M. Julien Benda se fit jadis connaître par un roman, l’Ordination, et aussi par un éreintement du Bergsonisme fort bien composé.
Il vient de publier deux livres. Du premier, Belphégor, nous aurons l’occasion de reparler. Pour aujourd’hui, contentons-nous de dire quelques mots du Bouquet de Glycère.
Le Bouquet de Glycère est une petite et luxueuse plaquette, éditée par Émile-Paul. C’est le recueil de trois dialogues philosophiques intéressants, certes, mais où l’audace de la pensée n’est point excessive.
Le premier : Philarète ou du courage, fait converser Socrate avec son disciple Philarète. Une distinction subtile s’y établit, entre le vrai courage et le faux… mais ce n’est que du courage guerrier qu’il s’agit!…
Le second : Callicrate ou la furie intellectuelle, conte l’aveuglement d’un jeune guerrier qui s’en prend à « l’intellectuel », qu’il accuse d’avoir plutôt préparé les esprits au règne de la Raison qu’à celui de la Force. Le jeune guerrier entre chez le philosophe avec l’état d’ame de Villain rôdant rue Montmartre fin juillet 1914… Mais le Callicrate de M. Benda n’est point assassiné, il fait d’abord un petit mea culpa puis, toujours subtil, comme, M. Benda lui-même, il vaticine philosophiquement cependant que le jeune Iphiclès reprend le chemin de la guerre…

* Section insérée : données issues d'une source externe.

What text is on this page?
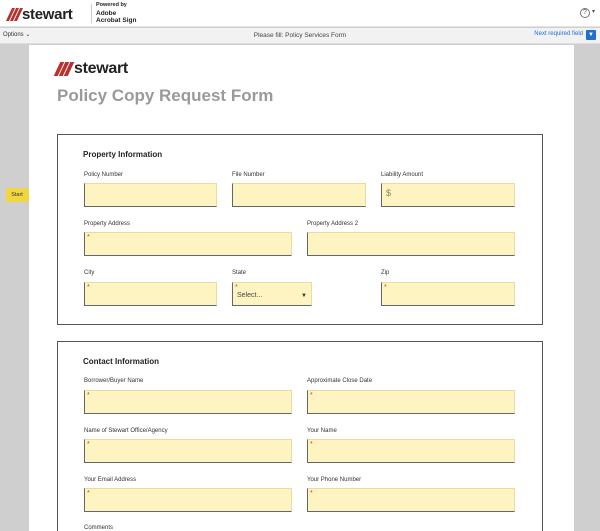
stewart
Powered by
Adobe
Acrobat Sign
? ▾
Options ⌄	Please fill: Policy Services Form	Next required field ▼
Start
stewart
Policy Copy Request Form
Property Information
Policy Number	File Number	Liability Amount
$
Property Address
*
Property Address 2
City
*
State
*
Select...	▼
Zip
*
Contact Information
Borrower/Buyer Name
*
Approximate Close Date
*
Name of Stewart Office/Agency
*
Your Name
*
Your Email Address
*
Your Phone Number
*
Comments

Le troisième dialogue : Isaac ou la passion moraliste, s’adorne d’un épigraphe de Fontenelle. Ce dialogue est moderne : Un jeune étudiant troublé par l’horreur de la guerre, doute de la philosophie ; le docteur Snyders le console. Le docteur Snyders admet de cette guerre une explication unilatérale, et il semble bien que cela n’est guère d’un philosophe. Néanmoins, c’est un vrai penseur qui attache beaucoup plus de prix à une étude profonde qu’aux vains mouvements des hommes… toujours analogues.
M. Julien Benda est un philosophe, mais non pas un philosophe parfait. Romain Rolland naguère nous révéla le docteur Nicolaï qui nous semble bien, plus que l’imaginaire Snyders et que M. Benda digne du nom de philosophe.